In type 1 diabetes, education with either insulin pumps or daily injections did not differ for HbA1c at 2 years

The results showed that when patients on multiple daily insulin injections received structured education, there was no additional benefit of switching to pump therapy for glycemic control, hypoglycemia rates, or quality of life, according to an ACP Journal Club commentary.


Patients with type 1 diabetes who received an insulin pump had similar improvements in glycemic control as patients who simply received education about giving themselves multiple daily injections (MDIs), according to a randomized trial. After two years, HbA1c levels had decreased in both groups, with no significant difference between them. The groups also had similar rates of moderate or severe hypoglycemia.

The study was published by The BMJ on March 30 and summarized in the April ACP Diabetes Monthly. The following commentary by Lorraine L. Lipscombe, MD, MSc, was published in the ACP Journal Club section of the Aug. 15 Annals of Internal Medicine.

The past decade has seen major advances in type 1 diabetes management, with associated improvements in prognosis. Continuous subcutaneous insulin infusion pumps are one such advance. Advantages of these pumps over MDIs include more precise insulin delivery, automated bolus calculators, and ability to adjust basal insulin rates throughout the day. Disadvantages include higher cost and greater risk for metabolic decompensation with malfunction. Some evidence suggests that insulin pumps improve glucose control and outcomes compared with MDIs. However, these benefits may also be attributed to the enhanced diabetes care and self-management retraining that is given during the transition to insulin pumps.

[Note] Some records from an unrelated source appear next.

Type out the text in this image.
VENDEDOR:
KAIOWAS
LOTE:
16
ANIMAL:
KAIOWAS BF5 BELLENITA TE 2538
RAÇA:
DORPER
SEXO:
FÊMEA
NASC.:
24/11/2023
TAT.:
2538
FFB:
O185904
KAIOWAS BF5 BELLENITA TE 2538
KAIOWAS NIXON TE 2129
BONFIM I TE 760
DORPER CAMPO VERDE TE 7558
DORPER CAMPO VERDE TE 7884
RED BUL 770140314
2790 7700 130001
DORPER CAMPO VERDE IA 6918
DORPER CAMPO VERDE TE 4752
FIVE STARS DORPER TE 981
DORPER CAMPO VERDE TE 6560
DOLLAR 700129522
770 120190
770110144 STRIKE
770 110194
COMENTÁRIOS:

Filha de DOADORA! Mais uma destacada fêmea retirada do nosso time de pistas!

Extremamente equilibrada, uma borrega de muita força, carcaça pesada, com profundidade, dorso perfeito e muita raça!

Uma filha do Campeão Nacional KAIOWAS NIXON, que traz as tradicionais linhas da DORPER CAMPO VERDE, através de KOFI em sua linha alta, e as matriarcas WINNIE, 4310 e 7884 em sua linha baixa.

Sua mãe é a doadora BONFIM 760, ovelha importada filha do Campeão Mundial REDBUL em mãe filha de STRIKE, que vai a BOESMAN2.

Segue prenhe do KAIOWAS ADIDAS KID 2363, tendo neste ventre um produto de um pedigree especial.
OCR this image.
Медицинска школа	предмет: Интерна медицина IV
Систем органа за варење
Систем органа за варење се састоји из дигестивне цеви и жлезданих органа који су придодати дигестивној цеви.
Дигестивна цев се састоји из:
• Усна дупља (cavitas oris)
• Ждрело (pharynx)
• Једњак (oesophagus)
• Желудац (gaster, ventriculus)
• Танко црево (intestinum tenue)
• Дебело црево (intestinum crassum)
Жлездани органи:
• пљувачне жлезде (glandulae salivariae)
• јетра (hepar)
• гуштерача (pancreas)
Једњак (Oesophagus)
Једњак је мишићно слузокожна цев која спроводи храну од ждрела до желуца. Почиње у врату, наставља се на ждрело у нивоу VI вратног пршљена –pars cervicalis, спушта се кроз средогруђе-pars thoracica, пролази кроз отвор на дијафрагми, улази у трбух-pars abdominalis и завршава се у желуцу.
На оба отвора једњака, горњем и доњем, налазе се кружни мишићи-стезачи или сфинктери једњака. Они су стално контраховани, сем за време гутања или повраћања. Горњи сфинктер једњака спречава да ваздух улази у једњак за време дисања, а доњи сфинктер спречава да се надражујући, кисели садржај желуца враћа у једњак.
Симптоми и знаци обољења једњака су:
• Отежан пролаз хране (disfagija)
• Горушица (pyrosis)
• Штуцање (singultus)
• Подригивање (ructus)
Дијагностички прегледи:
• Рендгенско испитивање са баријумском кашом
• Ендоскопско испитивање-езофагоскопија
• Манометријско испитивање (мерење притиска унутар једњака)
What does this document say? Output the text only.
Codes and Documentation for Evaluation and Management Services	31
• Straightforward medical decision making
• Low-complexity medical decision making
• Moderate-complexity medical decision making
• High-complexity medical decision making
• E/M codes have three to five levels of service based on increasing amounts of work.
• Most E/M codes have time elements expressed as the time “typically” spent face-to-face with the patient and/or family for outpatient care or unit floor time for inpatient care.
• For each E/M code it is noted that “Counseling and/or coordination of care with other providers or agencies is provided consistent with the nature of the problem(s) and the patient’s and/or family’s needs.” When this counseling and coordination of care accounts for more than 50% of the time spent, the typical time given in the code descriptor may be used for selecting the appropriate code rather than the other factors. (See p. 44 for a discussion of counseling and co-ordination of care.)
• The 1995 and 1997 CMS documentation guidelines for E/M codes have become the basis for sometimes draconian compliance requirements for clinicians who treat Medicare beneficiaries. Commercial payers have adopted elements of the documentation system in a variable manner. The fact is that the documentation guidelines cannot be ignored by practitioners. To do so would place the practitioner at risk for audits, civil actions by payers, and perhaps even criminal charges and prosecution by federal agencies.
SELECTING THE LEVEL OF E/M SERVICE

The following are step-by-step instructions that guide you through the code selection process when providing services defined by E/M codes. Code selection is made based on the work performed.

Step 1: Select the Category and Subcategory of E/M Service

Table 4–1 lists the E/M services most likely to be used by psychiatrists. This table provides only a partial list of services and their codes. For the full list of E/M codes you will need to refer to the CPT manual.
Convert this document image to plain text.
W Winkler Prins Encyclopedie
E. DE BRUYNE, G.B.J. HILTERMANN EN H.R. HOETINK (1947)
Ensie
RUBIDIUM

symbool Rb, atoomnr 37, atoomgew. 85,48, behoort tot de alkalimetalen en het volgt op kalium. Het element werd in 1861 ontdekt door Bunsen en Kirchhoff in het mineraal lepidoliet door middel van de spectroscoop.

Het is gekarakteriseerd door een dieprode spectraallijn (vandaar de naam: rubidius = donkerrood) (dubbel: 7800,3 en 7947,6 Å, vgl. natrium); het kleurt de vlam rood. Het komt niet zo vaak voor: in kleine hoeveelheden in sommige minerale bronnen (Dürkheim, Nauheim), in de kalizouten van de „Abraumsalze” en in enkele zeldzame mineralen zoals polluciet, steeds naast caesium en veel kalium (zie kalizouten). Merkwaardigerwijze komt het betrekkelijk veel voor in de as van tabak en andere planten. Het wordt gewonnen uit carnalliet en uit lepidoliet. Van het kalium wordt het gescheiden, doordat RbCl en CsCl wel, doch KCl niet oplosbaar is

The REPOSE trial showed that, when all patients on MDIs received structured education, there was no additional benefit of switching to insulin-pump therapy for glycemic control, hypoglycemia rates, or quality of life. Effective self-management training may then be more important than the method of insulin administration in patients with type 1 diabetes.

Some caveats should be considered. First, REPOSE only included patients without a clear indication or preference for pump treatment, who may have been less likely to use all of the pump features designed to optimize glycemic control. Therefore, these results cannot be applied to highly motivated patients who request pump treatment. Second, the risks for hypoglycemia and diabetic ketoacidosis (DKA) with insulin pumps will be greatly reduced with such newer technologies as closed-loop systems that integrate continuous glucose monitoring with insulin administration. In the meantime, without clear added benefits of insulin pumps and their higher cost, complexity, and risk for DKA, we should focus on enhancing education rather than changing to pump treatment in patients with type 1 diabetes who are inadequately controlled on MDIs.